On July 5 Turkish police, acting on an anonymous tip, raided a hotel on Büyükada, one of the Princes’ Islands off İstanbul, and detained İdil Eser from Amnesty International, İlknur Üstün from the Women’s Coalition, lawyer Günal Kurşun from the Human Rights Agenda Association, lawyer Nalan Erkem from the Citizens Assembly, Nejat Taştan from the Equal Rights Watch Association, Özlem Dalkıran from the Citizens’ Assembly, lawyer Şeyhmus Özbekli and Veli Acu from the Human Rights Agenda Association, two foreign trainers, Swedish national Ali Garawi and German citizen Peter Steudtner, and the hotel owner.

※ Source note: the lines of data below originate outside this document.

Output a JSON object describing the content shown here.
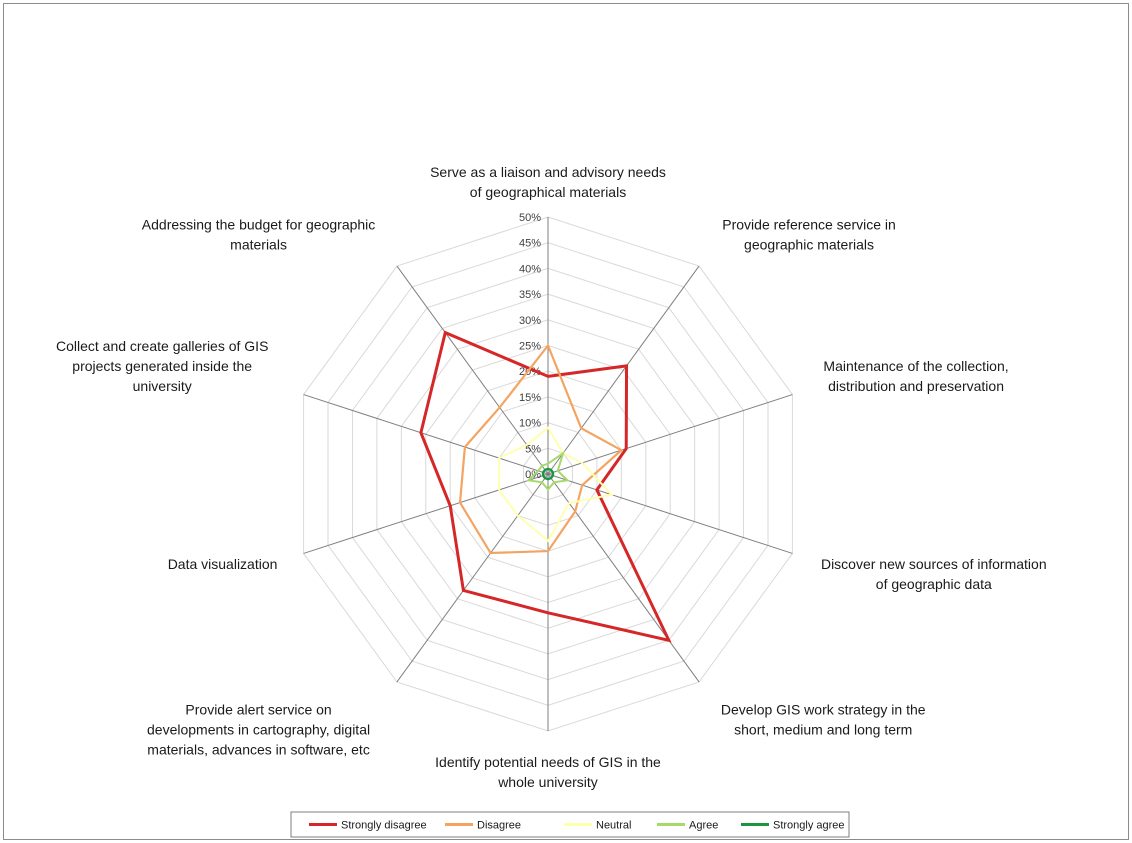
{
  "chart_data": {
    "type": "radar",
    "title": "",
    "categories": [
      [
        "Serve as a liaison and advisory needs",
        "of geographical materials"
      ],
      [
        "Provide reference service in",
        "geographic materials"
      ],
      [
        "Maintenance of the collection,",
        "distribution and preservation"
      ],
      [
        "Discover new sources of information",
        "of geographic data"
      ],
      [
        "Develop GIS work strategy in the",
        "short, medium and long term"
      ],
      [
        "Identify potential needs of GIS in the",
        "whole university"
      ],
      [
        "Provide alert service on",
        "developments in cartography, digital",
        "materials, advances in software, etc"
      ],
      [
        "Data visualization"
      ],
      [
        "Collect and create galleries of GIS",
        "projects generated inside the",
        "university"
      ],
      [
        "Addressing the budget for geographic",
        "materials"
      ]
    ],
    "rlim": [
      0,
      50
    ],
    "ticks": [
      "0%",
      "5%",
      "10%",
      "15%",
      "20%",
      "25%",
      "30%",
      "35%",
      "40%",
      "45%",
      "50%"
    ],
    "grid": true,
    "legend_position": "bottom",
    "series": [
      {
        "name": "Strongly disagree",
        "color": "#d62728",
        "width": 3,
        "values": [
          19,
          26,
          16,
          10,
          40,
          27,
          28,
          20,
          26,
          34
        ]
      },
      {
        "name": "Disagree",
        "color": "#f4a460",
        "width": 2.2,
        "values": [
          25,
          11,
          15,
          7,
          9,
          15,
          19,
          18,
          17,
          16
        ]
      },
      {
        "name": "Neutral",
        "color": "#ffffb0",
        "width": 2,
        "values": [
          9,
          5,
          7,
          13,
          7,
          13,
          10,
          10,
          10,
          7
        ]
      },
      {
        "name": "Agree",
        "color": "#a6d96a",
        "width": 2,
        "values": [
          2,
          5,
          2,
          4,
          2,
          3,
          2,
          4,
          2,
          2
        ]
      },
      {
        "name": "Strongly agree",
        "color": "#1a9641",
        "width": 2.4,
        "values": [
          1,
          1,
          1,
          1,
          1,
          1,
          1,
          1,
          1,
          1
        ]
      }
    ]
  }
}
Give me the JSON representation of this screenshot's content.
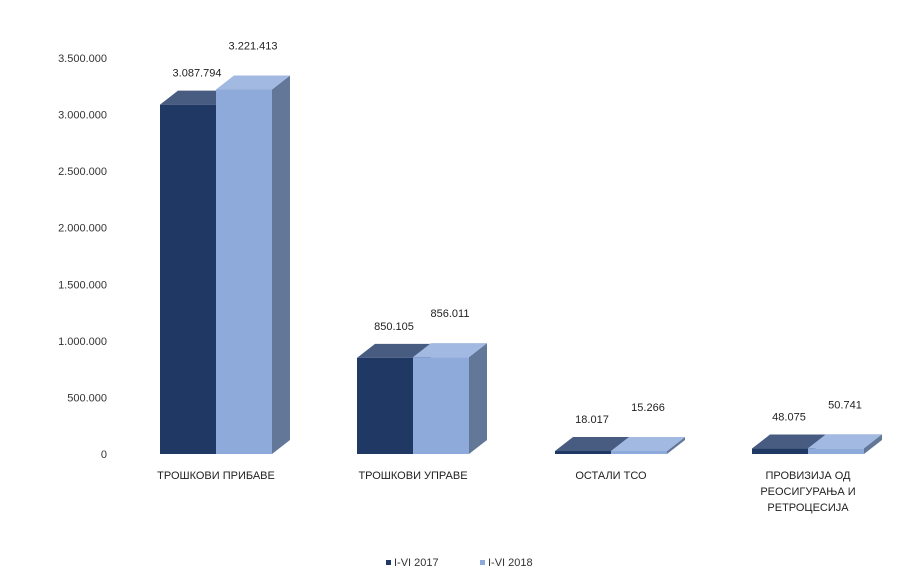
{
  "chart_data": {
    "type": "bar",
    "categories": [
      [
        "ТРОШКОВИ ПРИБАВЕ"
      ],
      [
        "ТРОШКОВИ УПРАВЕ"
      ],
      [
        "ОСТАЛИ ТСО"
      ],
      [
        "ПРОВИЗИЈА ОД",
        "РЕОСИГУРАЊА И",
        "РЕТРОЦЕСИЈА"
      ]
    ],
    "series": [
      {
        "name": "I-VI 2017",
        "values": [
          3087794,
          850105,
          18017,
          48075
        ],
        "labels": [
          "3.087.794",
          "850.105",
          "18.017",
          "48.075"
        ],
        "color": "#1f3864"
      },
      {
        "name": "I-VI 2018",
        "values": [
          3221413,
          856011,
          15266,
          50741
        ],
        "labels": [
          "3.221.413",
          "856.011",
          "15.266",
          "50.741"
        ],
        "color": "#8eaadb"
      }
    ],
    "yticks": [
      "0",
      "500.000",
      "1.000.000",
      "1.500.000",
      "2.000.000",
      "2.500.000",
      "3.000.000",
      "3.500.000"
    ],
    "ylim": [
      0,
      3500000
    ],
    "grid": false,
    "legend": "bottom-center",
    "style": "3d-column",
    "title": "",
    "xlabel": "",
    "ylabel": ""
  }
}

Eight of the 11 people have been under pretrial detention.

Eleven people were accused of membership in and aiding the outlawed Kurdistan Workers’ Party (PKK), the far-left Revolutionary People’s Liberation Party/Front (DHKP/C) and faith-based Gülen movement.

According to Turkish media, Amnesty International’s Turkey section chair Taner Kılıç, who was detained on June 6 in a separate operation in İzmir, was also accused in the same indictment of being a member of the Gülen movement, which the government accuses of masterminding a coup attempt on July 15, 2016. The movement strongly denies any involvement in the failed coup.

Turkish President Recep Tayyip Erdoğan on July 8 accused the detained human rights defenders of plotting a follow-up to the July coup attempt.

One of Turkey’s staunchly pro-government dailies, Star, claimed on July 11  that the CIA and MI6 were behind the meeting at the hotel on Büyükada.

Another pro-government newspaper, Yeni Şafak, on July 23 said the rights activists had ties to the German BND intelligence service.

Fethullah Gülen, who inspired the movement, strongly denied having any role in the failed coup and called for an international investigation into it, but President Erdoğan — calling the coup attempt “a gift from God” — and the government initiated a widespread purge aimed at cleansing sympathizers of the movement from within state institutions, dehumanizing its popular figures and putting them in custody.

Turkey’s Justice Ministry announced on July 13 that 50,510 people have been arrested and 169,013 have been the subject of legal proceedings on coup charges since the failed coup.

Turkey has suspended or dismissed more than 150,000 judges, teachers, police and civil servants since July 15 through government decrees issued as part of the state of emergency.